Aleksandr Dobroskok

Personal information
- Born: 12 June 1982 (age 44) Buzuluk, Orenburg Oblast, Soviet Union

Sport
- Sport: Diving

Medal record
Representing Russia
Olympic Games
| Silver medal – second place | 2000 Sydney | 3 m synchro |
World Championships
| Gold medal – first place | 2003 Barcelona | 3 m springboard |
| Gold medal – first place | 2003 Barcelona | 3 m synchro |
| Bronze medal – third place | 2001 Fukuoka | 1 m springboard |
European Aquatics Championships
| Silver medal – second place | 2000 Helsinki | 3 m synchro |
| Silver medal – second place | 2006 Budapest | 1 m springboard |
| Silver medal – second place | 2006 Budapest | 3 m springboard |
| Bronze medal – third place | 2000 Helsinki | 3 m springboard |
European Diving Championships
| Gold medal – first place | 2009 Turin | 3 m springboard |

= Aleksandr Dobroskok =

Russian Olympic diver

Aleksandr Mikhailovich Dobroskok (Александр Михайлович Доброскок; born 12 June 1982) is a Russian diver who competed in the 2000 Summer Olympics and in the 2004 Summer Olympics.

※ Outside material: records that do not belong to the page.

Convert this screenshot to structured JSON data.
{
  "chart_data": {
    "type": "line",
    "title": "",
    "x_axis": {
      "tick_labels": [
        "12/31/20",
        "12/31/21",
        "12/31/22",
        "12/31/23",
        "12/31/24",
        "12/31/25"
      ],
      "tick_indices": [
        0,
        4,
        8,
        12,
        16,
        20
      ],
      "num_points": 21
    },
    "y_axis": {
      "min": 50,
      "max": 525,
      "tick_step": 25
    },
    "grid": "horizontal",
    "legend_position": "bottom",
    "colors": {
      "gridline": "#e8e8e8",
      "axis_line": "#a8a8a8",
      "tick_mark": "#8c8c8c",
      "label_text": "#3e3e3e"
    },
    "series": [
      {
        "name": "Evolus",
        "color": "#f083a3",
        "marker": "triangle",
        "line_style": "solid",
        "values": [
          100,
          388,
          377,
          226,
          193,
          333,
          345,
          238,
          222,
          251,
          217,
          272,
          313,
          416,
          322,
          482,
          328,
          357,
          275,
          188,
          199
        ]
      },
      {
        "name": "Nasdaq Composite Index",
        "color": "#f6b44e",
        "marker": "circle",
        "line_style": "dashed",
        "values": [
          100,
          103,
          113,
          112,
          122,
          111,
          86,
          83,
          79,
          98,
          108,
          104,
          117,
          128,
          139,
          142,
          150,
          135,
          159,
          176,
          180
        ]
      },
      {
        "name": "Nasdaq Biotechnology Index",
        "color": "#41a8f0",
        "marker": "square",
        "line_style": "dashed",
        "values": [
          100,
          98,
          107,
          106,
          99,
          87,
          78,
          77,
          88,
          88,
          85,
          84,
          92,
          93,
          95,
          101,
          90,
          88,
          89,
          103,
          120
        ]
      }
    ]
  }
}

He won a silver medal in the 3 m Springboard Synchronized event at the 2000 Summer Olympics with his partner Dmitri Sautin.

In the 2003 World Championships in Barcelona, he won gold in both 3m individual, and 3m synchro (with Dmitri Sautin). He also won the 2009 European championships on 3m.

His younger brother Dmitriy Dobroskok is also an international diver.